Sylvain Savolainen

Reporter / Photographer

Released from the Free World

Sami Al Haj, the Al Jazeera cameraman recounts the six years of hell in Guantanamo

On May 1, 2008, Sami Al Haj, a Sudanese cameraman of Al Jazeera Channel, was released. For more than six years, he was detained and tortured in the US military camp of Guantanamo Bay. Captured while working for Al Jazeera, from December 2001 to May 2008, Sami Al Haj was illegally detained by the US army as an “enemy combatant”, initially in Afghanistan, and then in Cuba.

Sami Al Haj was the only journalist imprisoned in Guantanamo. He testifies that the US forces blackmailed him under torture to spy on Al Jazeera channel. After years of arbitrary detention and inhuman treatment, Sami Al Haj was released without any trial. The Pentagon did not comment on his release.

At the same time, on June 12, 2008, the US Supreme Court has just recognized the right of the prisoners of Guantanamo to contest the legality of their detention in federal courts under the terms of the habeas corpus legislation.

Sami Al Haj walks today with a cane, result of the mistreatment undergone during his detention. With a stuttering elocution and eyes that shine -with the light of a dawn of which the dark night is not yet completely gone-, he tells his suffering and the cause which he has adopted from now on: the defence of human rights.

The feature presents three long interviews: After six and a half years of detention, Sami Al Haj recounts the inside story of the situation lived by the prisoners in Guantanamo Bay and of the ill effects of the “war on terror”. He reports on the blackmail exerted by the American troops that wanted him to spy on Al Jazeera channel. The journalist tells of his hunger strike and how the jailers broke him down. A short time after his release, Sami Al Haj came to Geneva for a few days to meet the Office of the United Nations High Commission on human rights, diplomats, and NGOs Human Rights Watch and Amnesty International. He announced his new commitment: respect for human rights in all circumstances.

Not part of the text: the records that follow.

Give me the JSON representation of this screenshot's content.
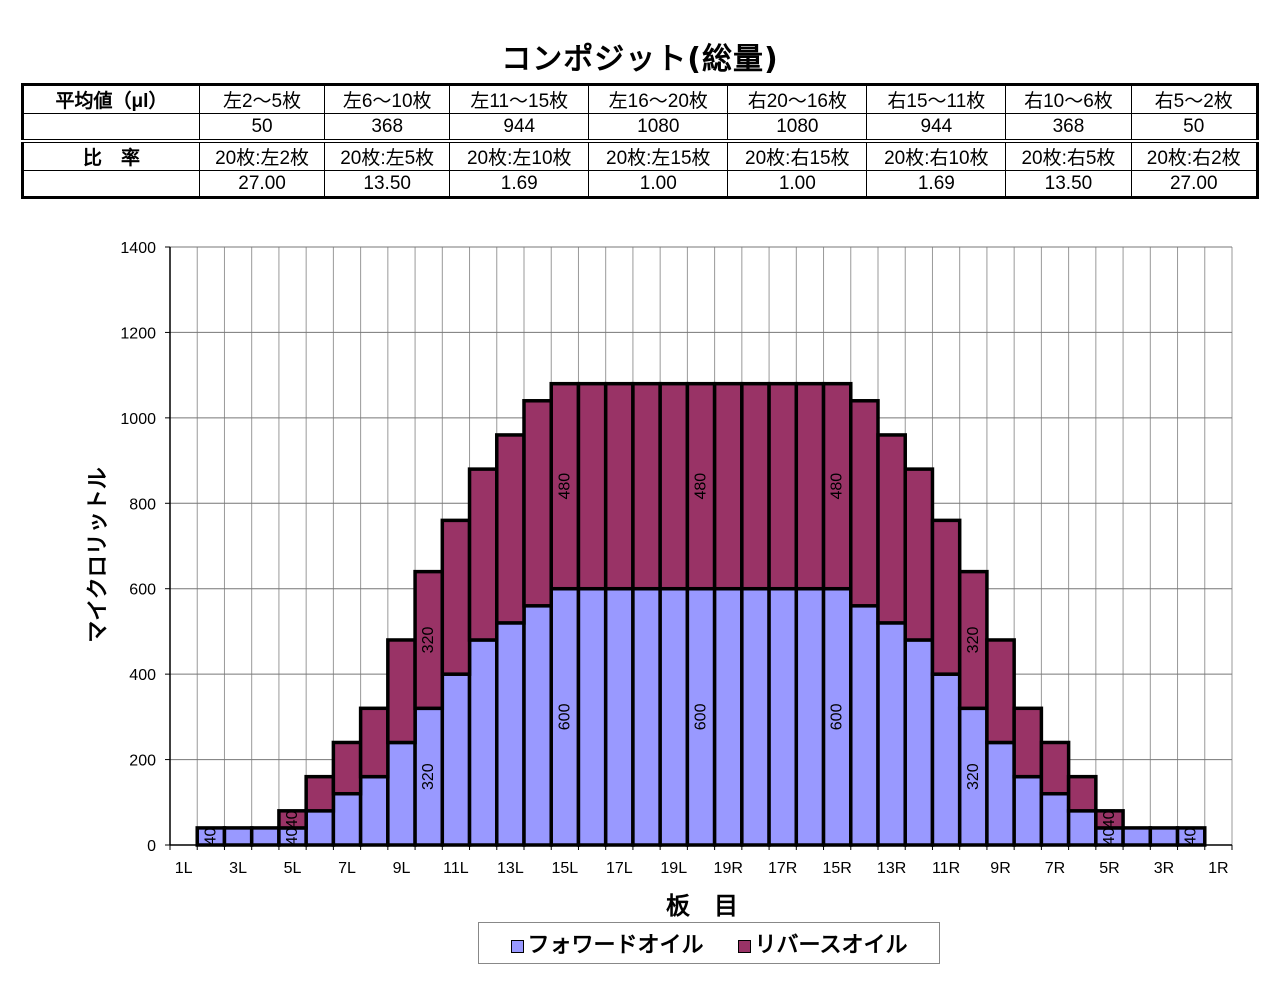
{
  "title": "コンポジット(総量)",
  "table": {
    "avg_label": "平均値（μl）",
    "ranges": [
      "左2～5枚",
      "左6～10枚",
      "左11～15枚",
      "左16～20枚",
      "右20～16枚",
      "右15～11枚",
      "右10～6枚",
      "右5～2枚"
    ],
    "averages": [
      "50",
      "368",
      "944",
      "1080",
      "1080",
      "944",
      "368",
      "50"
    ],
    "ratio_label": "比　率",
    "ratio_headers": [
      "20枚:左2枚",
      "20枚:左5枚",
      "20枚:左10枚",
      "20枚:左15枚",
      "20枚:右15枚",
      "20枚:右10枚",
      "20枚:右5枚",
      "20枚:右2枚"
    ],
    "ratios": [
      "27.00",
      "13.50",
      "1.69",
      "1.00",
      "1.00",
      "1.69",
      "13.50",
      "27.00"
    ]
  },
  "chart_data": {
    "type": "bar",
    "stacked": true,
    "xlabel": "板　目",
    "ylabel": "マイクロリットル",
    "ylim": [
      0,
      1400
    ],
    "yticks": [
      0,
      200,
      400,
      600,
      800,
      1000,
      1200,
      1400
    ],
    "grid": true,
    "legend_position": "bottom",
    "categories": [
      "1L",
      "2L",
      "3L",
      "4L",
      "5L",
      "6L",
      "7L",
      "8L",
      "9L",
      "10L",
      "11L",
      "12L",
      "13L",
      "14L",
      "15L",
      "16L",
      "17L",
      "18L",
      "19L",
      "",
      "19R",
      "18R",
      "17R",
      "16R",
      "15R",
      "14R",
      "13R",
      "12R",
      "11R",
      "10R",
      "9R",
      "8R",
      "7R",
      "6R",
      "5R",
      "4R",
      "3R",
      "2R",
      "1R"
    ],
    "shown_tick_labels": [
      "1L",
      "3L",
      "5L",
      "7L",
      "9L",
      "11L",
      "13L",
      "15L",
      "17L",
      "19L",
      "19R",
      "17R",
      "15R",
      "13R",
      "11R",
      "9R",
      "7R",
      "5R",
      "3R",
      "1R"
    ],
    "series": [
      {
        "name": "フォワードオイル",
        "color": "#9999FF",
        "values": [
          0,
          40,
          40,
          40,
          40,
          80,
          120,
          160,
          240,
          320,
          400,
          480,
          520,
          560,
          600,
          600,
          600,
          600,
          600,
          600,
          600,
          600,
          600,
          600,
          600,
          560,
          520,
          480,
          400,
          320,
          240,
          160,
          120,
          80,
          40,
          40,
          40,
          40,
          0
        ],
        "labels": {
          "1": "40",
          "4": "40",
          "9": "320",
          "14": "600",
          "19": "600",
          "24": "600",
          "29": "320",
          "34": "40",
          "37": "40"
        }
      },
      {
        "name": "リバースオイル",
        "color": "#993366",
        "values": [
          0,
          0,
          0,
          0,
          40,
          80,
          120,
          160,
          240,
          320,
          360,
          400,
          440,
          480,
          480,
          480,
          480,
          480,
          480,
          480,
          480,
          480,
          480,
          480,
          480,
          480,
          440,
          400,
          360,
          320,
          240,
          160,
          120,
          80,
          40,
          0,
          0,
          0,
          0
        ],
        "labels": {
          "4": "40",
          "9": "320",
          "14": "480",
          "19": "480",
          "24": "480",
          "29": "320",
          "34": "40"
        }
      }
    ]
  }
}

At the same time, Joanne Mariner, director of the terrorism and counter-terrorism program of Human Rights Watch, and Kenneth Roth, executive director of Human Rights Watch, comment on, analyze and put into perspective the “war on terror” and the human rights situation in this context. An ongoing issue, as there are still 270 prisoners in Guantanamo, and according to Amnesty International, in 2007, 70,000 prisoners were held offshore by the United States, of which a good number are in secret prisons or on boats as admitted by the Pentagon.